僕はゴソゴソと、明日からの荷物の用意をしていたのだった。
やはり、僕が旅支度するときは大荷物になりがちだ。
「ふむふむ・・・・。
数彦、どこに行くのだ・・・・。」
僕の横で呟きながら、ナターシャは荷物をのぞき込んできた。
「明日から、おじいちゃんの家に行くんだよ。
ナターシャは連れていかないからな。」
この女に隠し事をしても無駄なのは分かっていたから、僕はハッキリと言った。
「アタシも行きたいな。」
「絶対にダメ。」
僕は冷たくナターシャをあしらった。
翌日に僕は鉄道に乗って、景色を眺めたいた。
だんだんと都会から田舎の景色に変わってきた。
僕は田舎が好きだった。
おじいちゃんは、僕たち姉弟の面倒をよく見てくれて、よく遊んでくれた。
だから僕は今でも、おじいちゃんが大好きだった。
年の離れたお姉ちゃんは、小さかった僕をとても可愛がってくれた。
ちょっと、お姉ちゃんはお転婆過ぎた感じがしていたけれども・・・。
こうやって、僕は思い出に浸りながらも鉄道の窓から見える景色を眺めていたのであったが・・・。

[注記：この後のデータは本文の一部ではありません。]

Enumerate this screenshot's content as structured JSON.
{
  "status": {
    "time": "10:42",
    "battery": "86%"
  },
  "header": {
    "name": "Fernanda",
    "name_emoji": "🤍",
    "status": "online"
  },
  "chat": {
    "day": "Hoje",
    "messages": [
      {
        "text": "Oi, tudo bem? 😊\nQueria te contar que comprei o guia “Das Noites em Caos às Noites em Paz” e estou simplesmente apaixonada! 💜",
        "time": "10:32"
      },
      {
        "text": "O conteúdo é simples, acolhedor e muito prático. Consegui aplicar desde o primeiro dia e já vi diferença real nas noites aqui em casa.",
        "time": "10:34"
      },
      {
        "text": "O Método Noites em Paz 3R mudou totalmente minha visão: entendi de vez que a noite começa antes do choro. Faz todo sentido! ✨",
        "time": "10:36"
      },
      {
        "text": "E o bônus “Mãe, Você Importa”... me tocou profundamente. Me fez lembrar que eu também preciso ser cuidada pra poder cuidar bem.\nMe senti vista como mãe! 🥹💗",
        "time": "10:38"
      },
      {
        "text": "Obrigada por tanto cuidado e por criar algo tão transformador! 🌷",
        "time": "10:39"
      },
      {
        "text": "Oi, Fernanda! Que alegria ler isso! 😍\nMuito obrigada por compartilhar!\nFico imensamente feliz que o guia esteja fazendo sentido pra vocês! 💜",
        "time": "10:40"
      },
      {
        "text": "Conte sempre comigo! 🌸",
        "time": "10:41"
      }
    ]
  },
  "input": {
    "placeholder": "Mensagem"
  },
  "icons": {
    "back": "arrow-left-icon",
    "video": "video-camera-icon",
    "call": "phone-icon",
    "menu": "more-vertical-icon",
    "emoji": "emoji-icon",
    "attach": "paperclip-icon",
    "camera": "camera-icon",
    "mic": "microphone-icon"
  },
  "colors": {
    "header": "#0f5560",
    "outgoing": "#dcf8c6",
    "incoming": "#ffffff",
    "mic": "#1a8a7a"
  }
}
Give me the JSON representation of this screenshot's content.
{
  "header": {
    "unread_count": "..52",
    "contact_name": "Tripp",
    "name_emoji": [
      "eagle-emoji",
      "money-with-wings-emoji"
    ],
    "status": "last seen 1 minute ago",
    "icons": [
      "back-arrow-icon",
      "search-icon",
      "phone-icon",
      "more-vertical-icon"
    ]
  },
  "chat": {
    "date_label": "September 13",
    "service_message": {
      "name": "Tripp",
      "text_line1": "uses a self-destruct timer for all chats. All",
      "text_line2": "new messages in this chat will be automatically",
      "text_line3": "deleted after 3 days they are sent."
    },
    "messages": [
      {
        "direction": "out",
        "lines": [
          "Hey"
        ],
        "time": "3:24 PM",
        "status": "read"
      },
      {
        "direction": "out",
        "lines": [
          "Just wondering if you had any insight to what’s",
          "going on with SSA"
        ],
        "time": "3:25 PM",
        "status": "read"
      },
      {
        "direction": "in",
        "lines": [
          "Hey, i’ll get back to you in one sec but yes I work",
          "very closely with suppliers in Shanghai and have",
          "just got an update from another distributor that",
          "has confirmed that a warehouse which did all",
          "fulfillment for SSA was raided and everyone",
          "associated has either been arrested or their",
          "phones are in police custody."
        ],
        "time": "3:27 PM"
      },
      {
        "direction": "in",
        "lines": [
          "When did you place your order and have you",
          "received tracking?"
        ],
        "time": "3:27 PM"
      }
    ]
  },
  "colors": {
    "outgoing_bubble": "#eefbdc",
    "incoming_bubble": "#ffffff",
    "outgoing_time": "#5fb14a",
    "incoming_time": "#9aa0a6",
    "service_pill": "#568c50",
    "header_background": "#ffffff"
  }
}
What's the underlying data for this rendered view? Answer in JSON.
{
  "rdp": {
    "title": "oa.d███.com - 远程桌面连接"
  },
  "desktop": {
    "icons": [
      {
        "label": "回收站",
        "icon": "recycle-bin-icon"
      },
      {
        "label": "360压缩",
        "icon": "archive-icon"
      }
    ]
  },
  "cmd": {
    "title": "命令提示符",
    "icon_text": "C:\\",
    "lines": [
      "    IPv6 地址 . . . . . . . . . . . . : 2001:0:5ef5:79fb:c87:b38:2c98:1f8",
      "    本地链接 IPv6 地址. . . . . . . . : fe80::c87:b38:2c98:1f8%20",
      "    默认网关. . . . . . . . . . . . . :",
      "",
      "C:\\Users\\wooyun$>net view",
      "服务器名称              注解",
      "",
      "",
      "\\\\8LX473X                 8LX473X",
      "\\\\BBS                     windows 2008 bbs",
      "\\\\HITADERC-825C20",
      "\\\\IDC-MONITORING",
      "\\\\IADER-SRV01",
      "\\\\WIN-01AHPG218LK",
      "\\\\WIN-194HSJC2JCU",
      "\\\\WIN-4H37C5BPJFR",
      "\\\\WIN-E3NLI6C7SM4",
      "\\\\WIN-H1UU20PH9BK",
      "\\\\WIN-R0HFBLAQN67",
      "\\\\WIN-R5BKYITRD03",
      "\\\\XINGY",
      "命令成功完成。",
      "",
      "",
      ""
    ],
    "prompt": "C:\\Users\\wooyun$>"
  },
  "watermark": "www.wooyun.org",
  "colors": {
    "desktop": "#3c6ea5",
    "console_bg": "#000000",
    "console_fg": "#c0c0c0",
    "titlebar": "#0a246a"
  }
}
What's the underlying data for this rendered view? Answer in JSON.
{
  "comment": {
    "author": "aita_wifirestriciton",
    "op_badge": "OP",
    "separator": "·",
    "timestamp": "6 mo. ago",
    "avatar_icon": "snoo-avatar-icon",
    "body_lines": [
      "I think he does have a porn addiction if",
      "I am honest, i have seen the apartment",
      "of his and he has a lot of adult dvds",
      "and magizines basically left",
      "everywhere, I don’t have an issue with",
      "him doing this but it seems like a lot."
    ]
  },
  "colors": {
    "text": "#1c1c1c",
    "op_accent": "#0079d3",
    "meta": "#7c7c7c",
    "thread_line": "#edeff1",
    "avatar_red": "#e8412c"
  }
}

だんだんと、なんだか自分の周囲に違和感を覚えてきたのであった。
(何なのだろう・・・、この安心できない感覚は・・・。)
僕は自分の持ってきたものに、その不自然さの根源を見つけたのである。
自分の荷物の入った旅行鞄に、視線を持って行った。
僕は旅行鞄のチャックを、ほんの少しだけ開けた。
なんだか、全開にさせるのが怖かったのである。
その考えはどうやら正しかったようであった。
旅行鞄のチャックの口からは、黒いとがったものがピョコンと飛び出ていた。
(・・・・・・・・・・・・・・・!!!!!!!!!!!!!!)
僕は席を立って洗面所に行った。
僕は洗面所の側で、恐る恐る旅行鞄のチャックを全開にさせた。
「ナターシャ!!!」
予想通りにナターシャは、両手を広げて勢いよく現れてきた。
「なにが、ナターシャだよ!!」
僕は、7割ぐらい呆れてナターシャに文句を言った。
それにしても、旅行鞄の中の荷物の隙間に入り込むなんて、どんだけナターシャの体は柔らかいのだろうか。
そして、僕はあることに気がついた。
「ナターシャ、これは無賃乗車だぞ!!
やって良いことと悪いことがあるぞ!
いい加減にしろ!ナターシャ!」
僕は彼女の悪ふざけに我慢ができなくなって、ナターシャに説教しだした。
僕の突然の剣幕に、流石のナターシャもうなだれていた。
「にゃあ・・・・・・・。」
それからナターシャは、元気なく歩きだし隣りの車両に入っていった。
「ナ、ナターシャ!?」
僕はナターシャが心配になり、すぐに隣りの車両に入ったが、彼女の姿は見えなくなっていた。
「ナターシャ・・・・。」
僕はナターシャに、キツく言い過ぎたと思っていた。
僕は、目的の駅にたどり着いた後、おじいちゃんの家にたどり着いた。
ガラガラと、僕は家の玄関の扉を開けた。
「お帰り、数彦。」
意外にも素早く、おじいちゃんは玄関に僕を迎えに来てくれた。
おじいちゃんは、歳をとっているなりに元気そうで、僕はとても安心した。
「ん・・・・?」
なにか奥の方から、臭いがしてきたのだった。
「おじいちゃん、ただいま!
料理をしているの?」
その臭いは、おそらくおじいちゃんが作っている料理だろう。
ただなんだか、釈然としない感じがしたのである。
(これは、おじいちゃんが作っている料理の臭いじゃない。)
僕は何故か核心を持って、思ったのであった。
なぜなら・・・・・。
僕は、おじいちゃんと一緒に奥の台所に入っていった。
「おう!
数彦、お帰り!!」
・・・・・・・・・・・・・。
やはり台所で料理を作って、僕を出迎たのはナターシャであった。